Блюдечко выпало из рук и с жалобным звоном разбилось.
Костя присел на диван, уставился в пространство.
«Жалко их. Ох, как жалко! Витю, который пытается убежать от самого себя и своих чувств. Не понимающего, что любовь не может быть греховна, что уродливой и некрасивой делает ее именно подавление чувств. Юру, который играется в Силу. Купается в собственной свободе и независимости, мощи и известности и не замечает тех, кто с ним рядом. Вернее замечает только тогда, когда они ему полезны. А это вывернется изнанкой. Нельзя постоянно только брать… И жалко Лену. Бедная ты моя. Как же тебя угораздило так вляпаться? Ты думаешь, что я не знаю о твоей беде? Нет, не о той, игрушечной, в которую впутали тебя Юра с Витей. О настоящей. Как же ты можешь так жить? Я бы не смог. И что ты будешь делать, когда они узнают? И ведь ни помочь тебе, ни взять часть твоей ноши. Это ведь только вспугнет тебя, порвет ту ниточку, которая нас связывает. Которую мы оба называем дружбой, даже не разобравшись в том, что это такое. А как тогда я буду жить? Я ведь не могу без тебя. Мне плевать, с кем ты, и что ты к кому чувствуешь. Лишь бы тебе было хорошо, и ты была рядом. Ведь любовь, это когда другой человек для тебя важнее самого себя. Тебе сейчас нужен друг. Гораздо больше, чем любимый — с ними-то у нас все в порядке. Ни ты Юрку с Витей, ни я Анжелу ни на кого не променяем. Хотя не пойму я, при чем здесь обмен? Почему любовь должна быть одной-единственной, и какие ограничения может наложить на это штампик в паспорте и обряд венчания?

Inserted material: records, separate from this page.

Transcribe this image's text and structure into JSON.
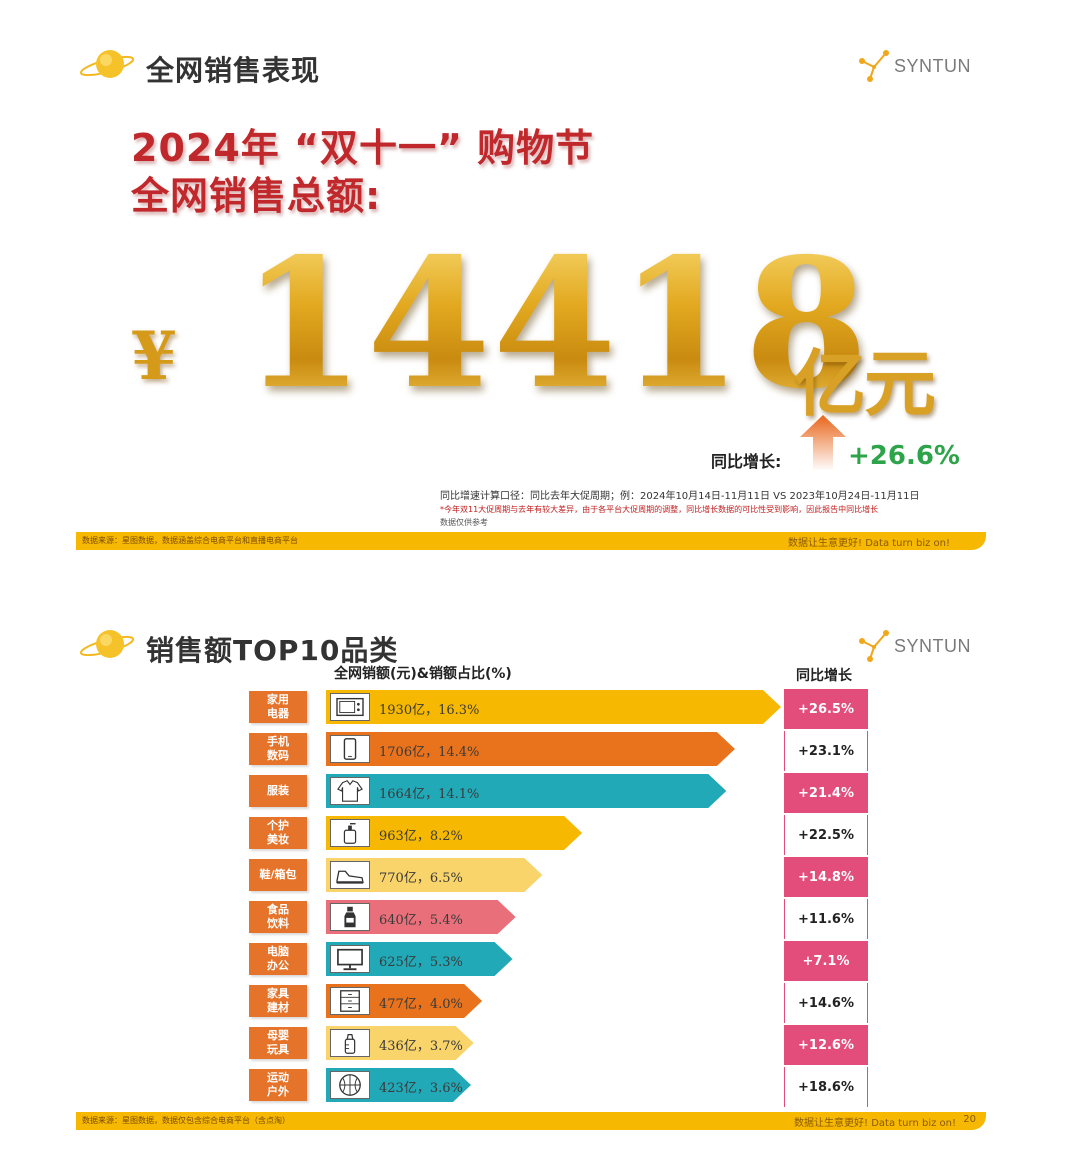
{
  "slide1": {
    "header_title": "全网销售表现",
    "logo_text": "SYNTUN",
    "headline_line1": "2024年 “双十一” 购物节",
    "headline_line2": "全网销售总额:",
    "currency_symbol": "¥",
    "total_amount": "14418",
    "unit": "亿元",
    "growth_label": "同比增长:",
    "growth_value": "+26.6%",
    "note_line1": "同比增速计算口径：同比去年大促周期；例：2024年10月14日-11月11日 VS 2023年10月24日-11月11日",
    "note_line2": "*今年双11大促周期与去年有较大差异，由于各平台大促周期的调整，同比增长数据的可比性受到影响，因此报告中同比增长",
    "note_line3": "数据仅供参考",
    "footer_source": "数据来源：星图数据，数据涵盖综合电商平台和直播电商平台",
    "footer_motto": "数据让生意更好! Data turn biz on!"
  },
  "slide2": {
    "header_title": "销售额TOP10品类",
    "logo_text": "SYNTUN",
    "left_subtitle": "全网销额(元)&销额占比(%)",
    "right_subtitle": "同比增长",
    "footer_source": "数据来源：星图数据，数据仅包含综合电商平台（含点淘）",
    "footer_motto": "数据让生意更好! Data turn biz on!",
    "page_number": "20",
    "categories": [
      {
        "label": "家用\n电器",
        "value_text": "1930亿，16.3%",
        "sales_yi": 1930,
        "share_pct": 16.3,
        "growth": "+26.5%",
        "bar_color": "#f6b800",
        "icon": "microwave-icon"
      },
      {
        "label": "手机\n数码",
        "value_text": "1706亿，14.4%",
        "sales_yi": 1706,
        "share_pct": 14.4,
        "growth": "+23.1%",
        "bar_color": "#e8731c",
        "icon": "phone-icon"
      },
      {
        "label": "服装",
        "value_text": "1664亿，14.1%",
        "sales_yi": 1664,
        "share_pct": 14.1,
        "growth": "+21.4%",
        "bar_color": "#21a9b8",
        "icon": "shirt-icon"
      },
      {
        "label": "个护\n美妆",
        "value_text": "963亿，8.2%",
        "sales_yi": 963,
        "share_pct": 8.2,
        "growth": "+22.5%",
        "bar_color": "#f6b800",
        "icon": "lotion-icon"
      },
      {
        "label": "鞋/箱包",
        "value_text": "770亿，6.5%",
        "sales_yi": 770,
        "share_pct": 6.5,
        "growth": "+14.8%",
        "bar_color": "#f9d46a",
        "icon": "sneaker-icon"
      },
      {
        "label": "食品\n饮料",
        "value_text": "640亿，5.4%",
        "sales_yi": 640,
        "share_pct": 5.4,
        "growth": "+11.6%",
        "bar_color": "#e9707a",
        "icon": "bottle-icon"
      },
      {
        "label": "电脑\n办公",
        "value_text": "625亿，5.3%",
        "sales_yi": 625,
        "share_pct": 5.3,
        "growth": "+7.1%",
        "bar_color": "#21a9b8",
        "icon": "monitor-icon"
      },
      {
        "label": "家具\n建材",
        "value_text": "477亿，4.0%",
        "sales_yi": 477,
        "share_pct": 4.0,
        "growth": "+14.6%",
        "bar_color": "#e8731c",
        "icon": "cabinet-icon"
      },
      {
        "label": "母婴\n玩具",
        "value_text": "436亿，3.7%",
        "sales_yi": 436,
        "share_pct": 3.7,
        "growth": "+12.6%",
        "bar_color": "#f9d46a",
        "icon": "baby-bottle-icon"
      },
      {
        "label": "运动\n户外",
        "value_text": "423亿，3.6%",
        "sales_yi": 423,
        "share_pct": 3.6,
        "growth": "+18.6%",
        "bar_color": "#21a9b8",
        "icon": "basketball-icon"
      }
    ],
    "growth_fill_colors": [
      "#e24d7c",
      "#ffffff"
    ]
  }
}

Если Бог — это Любовь?! Ну, ладно, я буду другом, если ты хочешь этого. Или, по крайней мере, попытаюсь оставаться только им. Но разве это тебя спасет, когда откроется скрываемое? Разве смогу я защитить тебя от самой себя? И что же мне с вами всеми делать?!»
Бездонные карие глаза. Золотистые лучики вокруг черных омутов зрачков. Только они. Остальные черты такого знакомого и милого лица отошли на второй план, растворились. Остались только глаза, внимательно и чуть настороженно глядящие на него, в него. Они сопротивляются напору, не впускают внутрь, как никогда не впускали, даже в самые интимные мгновения их встреч. Как бы тонкая ледяная пластинка прикрывает их и защищает от напора Юриного взгляда.

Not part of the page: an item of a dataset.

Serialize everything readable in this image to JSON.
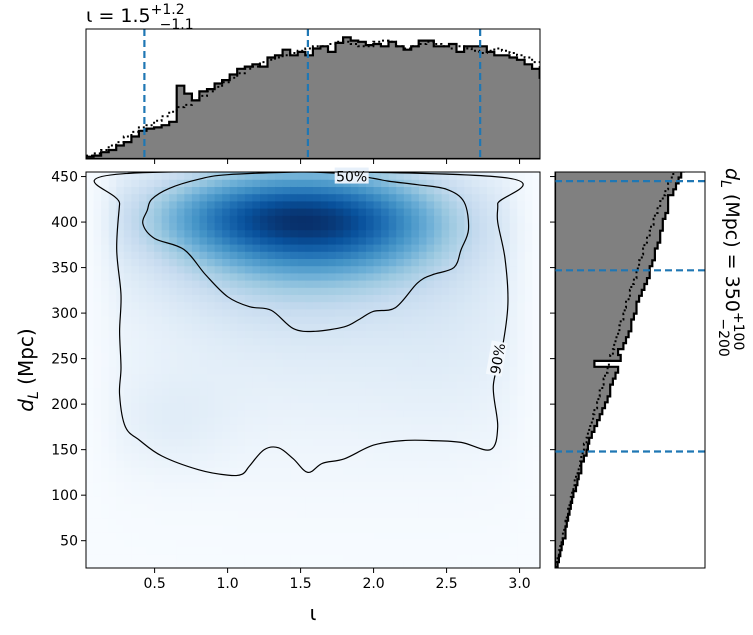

Но тихие слова и плавные жесты уже сделали свое дело. Пластинка тает, сменяясь легкой туманной поволокой, которая уже не защищает, а ослабляет Лену. Та еще может вырваться. Махнуть головой, смежить веки, оттолкнуть Юрия. И все останется по-прежнему. Но что-то не дает ей этого сделать, и Юра тщетно пытается понять — что? Это не любопытство. Вернее, не только любопытство. Какая-то скрытая, но несокрушимая сила таится там, в таких, казалось бы, знакомых глазах.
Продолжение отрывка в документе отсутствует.